Oates hasn’t the slightest sympathy with this psychotic murderer and she doesn’t go very far beneath the surface, as Jim Thompson for example did in his book The Killer Inside Me (1952). The book is written more in the breathlessly gothic style of Poe’s “The Telltale Heart” or H.P. Lovecraft’s tales. The author underlines her narrator’s unreliability by punctuating his speech with exclamation marks. Another tipoff that he is self-deluded is his insistence over and over that “I am a good person! I am a person who loves his family, and I am a citizen who cares about his community.” Would a professional mystery writer be so little aware of human flaws and moral ambiguities as to assert his own impeccable virtue?

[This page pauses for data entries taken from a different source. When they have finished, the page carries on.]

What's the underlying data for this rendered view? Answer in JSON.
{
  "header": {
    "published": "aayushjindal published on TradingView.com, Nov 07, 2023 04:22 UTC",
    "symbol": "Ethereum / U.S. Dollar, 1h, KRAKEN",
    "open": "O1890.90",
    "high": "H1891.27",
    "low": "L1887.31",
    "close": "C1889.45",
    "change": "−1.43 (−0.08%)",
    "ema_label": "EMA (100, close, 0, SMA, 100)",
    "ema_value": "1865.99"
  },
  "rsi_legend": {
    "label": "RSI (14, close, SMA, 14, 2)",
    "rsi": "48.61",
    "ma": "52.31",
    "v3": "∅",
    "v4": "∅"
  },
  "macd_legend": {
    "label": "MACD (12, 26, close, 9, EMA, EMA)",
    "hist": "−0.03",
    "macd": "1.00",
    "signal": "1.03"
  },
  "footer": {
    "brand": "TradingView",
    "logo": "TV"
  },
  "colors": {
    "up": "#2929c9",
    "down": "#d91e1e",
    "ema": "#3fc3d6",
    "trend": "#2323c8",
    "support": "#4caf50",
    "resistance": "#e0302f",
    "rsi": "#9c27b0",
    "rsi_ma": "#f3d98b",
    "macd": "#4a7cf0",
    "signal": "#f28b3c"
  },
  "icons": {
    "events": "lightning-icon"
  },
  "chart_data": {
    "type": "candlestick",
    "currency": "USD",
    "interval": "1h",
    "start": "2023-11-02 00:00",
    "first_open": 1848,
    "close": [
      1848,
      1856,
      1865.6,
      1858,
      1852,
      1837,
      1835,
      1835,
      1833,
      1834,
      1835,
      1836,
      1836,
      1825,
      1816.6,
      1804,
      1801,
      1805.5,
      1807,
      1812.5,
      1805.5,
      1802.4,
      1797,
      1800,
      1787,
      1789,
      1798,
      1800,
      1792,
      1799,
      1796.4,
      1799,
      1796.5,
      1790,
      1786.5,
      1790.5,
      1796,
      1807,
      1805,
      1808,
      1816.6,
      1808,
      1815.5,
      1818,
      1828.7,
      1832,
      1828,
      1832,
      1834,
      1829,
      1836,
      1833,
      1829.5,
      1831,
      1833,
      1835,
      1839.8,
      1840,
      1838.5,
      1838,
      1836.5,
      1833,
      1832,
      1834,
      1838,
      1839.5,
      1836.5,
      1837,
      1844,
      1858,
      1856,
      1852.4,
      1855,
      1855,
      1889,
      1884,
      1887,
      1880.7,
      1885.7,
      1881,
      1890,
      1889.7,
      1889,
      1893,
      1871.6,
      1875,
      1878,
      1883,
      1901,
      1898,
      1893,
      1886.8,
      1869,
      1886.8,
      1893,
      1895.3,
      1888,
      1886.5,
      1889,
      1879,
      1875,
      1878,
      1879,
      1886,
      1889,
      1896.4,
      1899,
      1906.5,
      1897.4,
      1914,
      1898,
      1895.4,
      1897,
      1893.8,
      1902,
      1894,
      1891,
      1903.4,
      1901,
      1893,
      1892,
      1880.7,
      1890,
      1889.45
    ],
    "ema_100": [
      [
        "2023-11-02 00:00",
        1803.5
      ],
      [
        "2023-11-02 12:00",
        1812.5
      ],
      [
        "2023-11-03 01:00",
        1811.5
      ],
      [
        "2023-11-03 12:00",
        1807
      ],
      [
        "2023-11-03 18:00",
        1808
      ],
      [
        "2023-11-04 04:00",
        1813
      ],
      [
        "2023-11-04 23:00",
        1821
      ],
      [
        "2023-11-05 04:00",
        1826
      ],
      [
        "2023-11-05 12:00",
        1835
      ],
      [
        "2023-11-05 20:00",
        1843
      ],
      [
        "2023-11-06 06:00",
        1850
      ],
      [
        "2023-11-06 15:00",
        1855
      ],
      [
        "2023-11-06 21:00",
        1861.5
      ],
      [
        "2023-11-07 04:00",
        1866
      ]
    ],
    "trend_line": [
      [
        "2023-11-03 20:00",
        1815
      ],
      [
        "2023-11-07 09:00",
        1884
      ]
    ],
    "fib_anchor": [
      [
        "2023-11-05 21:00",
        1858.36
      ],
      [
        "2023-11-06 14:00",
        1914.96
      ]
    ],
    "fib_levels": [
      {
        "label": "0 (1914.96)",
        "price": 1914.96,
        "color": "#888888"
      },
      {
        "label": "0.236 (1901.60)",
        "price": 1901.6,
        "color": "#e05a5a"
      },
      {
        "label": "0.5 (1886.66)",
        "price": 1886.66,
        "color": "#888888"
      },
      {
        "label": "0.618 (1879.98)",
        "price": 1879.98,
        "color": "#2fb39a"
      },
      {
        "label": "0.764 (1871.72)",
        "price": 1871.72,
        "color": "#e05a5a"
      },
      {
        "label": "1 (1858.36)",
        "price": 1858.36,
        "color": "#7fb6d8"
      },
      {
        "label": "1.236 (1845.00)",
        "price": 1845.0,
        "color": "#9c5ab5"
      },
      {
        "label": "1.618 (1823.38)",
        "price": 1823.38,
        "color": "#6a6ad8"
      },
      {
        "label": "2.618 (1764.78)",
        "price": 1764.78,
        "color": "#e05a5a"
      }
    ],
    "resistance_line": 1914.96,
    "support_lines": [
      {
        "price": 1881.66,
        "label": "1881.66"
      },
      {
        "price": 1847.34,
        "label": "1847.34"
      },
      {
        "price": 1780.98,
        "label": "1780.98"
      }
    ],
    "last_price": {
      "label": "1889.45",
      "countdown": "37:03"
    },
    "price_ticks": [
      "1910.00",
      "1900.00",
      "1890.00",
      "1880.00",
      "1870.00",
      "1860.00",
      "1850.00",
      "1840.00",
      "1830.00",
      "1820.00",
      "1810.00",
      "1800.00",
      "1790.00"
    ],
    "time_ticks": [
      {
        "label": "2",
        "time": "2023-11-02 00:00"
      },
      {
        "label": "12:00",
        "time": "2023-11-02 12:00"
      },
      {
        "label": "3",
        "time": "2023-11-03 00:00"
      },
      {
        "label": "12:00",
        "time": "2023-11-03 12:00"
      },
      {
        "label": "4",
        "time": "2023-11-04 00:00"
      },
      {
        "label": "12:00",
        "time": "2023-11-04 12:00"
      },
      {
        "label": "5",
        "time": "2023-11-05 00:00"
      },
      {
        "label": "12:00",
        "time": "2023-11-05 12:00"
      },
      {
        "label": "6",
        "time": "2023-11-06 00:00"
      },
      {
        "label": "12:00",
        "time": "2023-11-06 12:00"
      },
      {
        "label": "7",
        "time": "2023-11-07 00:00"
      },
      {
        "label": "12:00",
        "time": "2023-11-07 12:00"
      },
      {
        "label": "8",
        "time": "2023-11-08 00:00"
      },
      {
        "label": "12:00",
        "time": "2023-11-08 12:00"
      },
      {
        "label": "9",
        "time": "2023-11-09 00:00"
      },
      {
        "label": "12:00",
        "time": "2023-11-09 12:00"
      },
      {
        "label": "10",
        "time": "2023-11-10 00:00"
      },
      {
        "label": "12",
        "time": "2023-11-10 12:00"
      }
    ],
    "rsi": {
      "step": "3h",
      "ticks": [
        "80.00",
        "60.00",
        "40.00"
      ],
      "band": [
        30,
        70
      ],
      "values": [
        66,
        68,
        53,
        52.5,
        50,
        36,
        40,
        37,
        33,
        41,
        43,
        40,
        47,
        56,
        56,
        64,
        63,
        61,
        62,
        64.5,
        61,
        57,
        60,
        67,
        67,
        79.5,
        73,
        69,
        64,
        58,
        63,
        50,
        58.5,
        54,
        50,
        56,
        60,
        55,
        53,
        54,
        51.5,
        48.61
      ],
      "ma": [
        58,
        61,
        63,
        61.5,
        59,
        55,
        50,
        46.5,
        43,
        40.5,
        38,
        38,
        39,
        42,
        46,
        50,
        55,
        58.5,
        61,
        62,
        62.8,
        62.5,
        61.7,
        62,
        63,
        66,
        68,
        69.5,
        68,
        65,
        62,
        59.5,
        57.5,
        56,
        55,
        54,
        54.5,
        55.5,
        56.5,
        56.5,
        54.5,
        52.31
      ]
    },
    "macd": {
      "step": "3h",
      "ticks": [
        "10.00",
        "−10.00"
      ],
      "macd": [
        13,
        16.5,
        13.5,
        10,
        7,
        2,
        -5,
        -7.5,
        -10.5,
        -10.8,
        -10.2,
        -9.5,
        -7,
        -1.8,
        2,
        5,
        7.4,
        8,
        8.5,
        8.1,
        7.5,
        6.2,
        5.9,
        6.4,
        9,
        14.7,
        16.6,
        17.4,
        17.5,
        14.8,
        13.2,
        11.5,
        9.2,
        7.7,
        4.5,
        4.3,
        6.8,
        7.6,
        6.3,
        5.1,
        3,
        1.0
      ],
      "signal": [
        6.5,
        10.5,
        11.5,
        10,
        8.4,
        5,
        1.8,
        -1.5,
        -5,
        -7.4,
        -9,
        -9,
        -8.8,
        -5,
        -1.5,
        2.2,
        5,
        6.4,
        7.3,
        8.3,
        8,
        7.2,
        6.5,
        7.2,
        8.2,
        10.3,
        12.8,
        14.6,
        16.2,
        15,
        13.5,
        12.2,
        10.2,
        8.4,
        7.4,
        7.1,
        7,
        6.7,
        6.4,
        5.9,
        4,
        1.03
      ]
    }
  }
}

Then again, the book is not meant to be realistic. Oates has fun with the world of mass-market publishing and the competitive envy of best-selling writers. Along the way she exposes Rush’s loathsome condescension toward his wife, whose superior literary gifts he has exploited. He is not only a killer but a male chauvinist. His feminist English-major daughter unearths his beastliness through textual analysis of her father’s books. We also learn that his lethal past extended back to boyhood. The hero/villain’s panic, dread, and anarchic impulses intensify, until he gets his due. “To destroy evil we must destroy the being which evil inhabits, even if it is ourselves,” he solemnly intones.
That a writer of Oates’s stature and high ability should occupy herself with this nonsense suggests an imagination so fluent that no idea seems too far-fetched. In some ways, Oates may be deliberately parodying herself through the character of Rush, who declares: “For the simple truth is that I love to write, and am restless when I am not able to work at my desk at least ten hours a day.”
In the vast, welcoming, permissive stretches of Oatesland, among its peaks and valleys of quality, Jack of Spades will find its humble place. Those who wish to explore that fascinating kingdom would do better to begin with her superlative memoir, The Lost Landscape.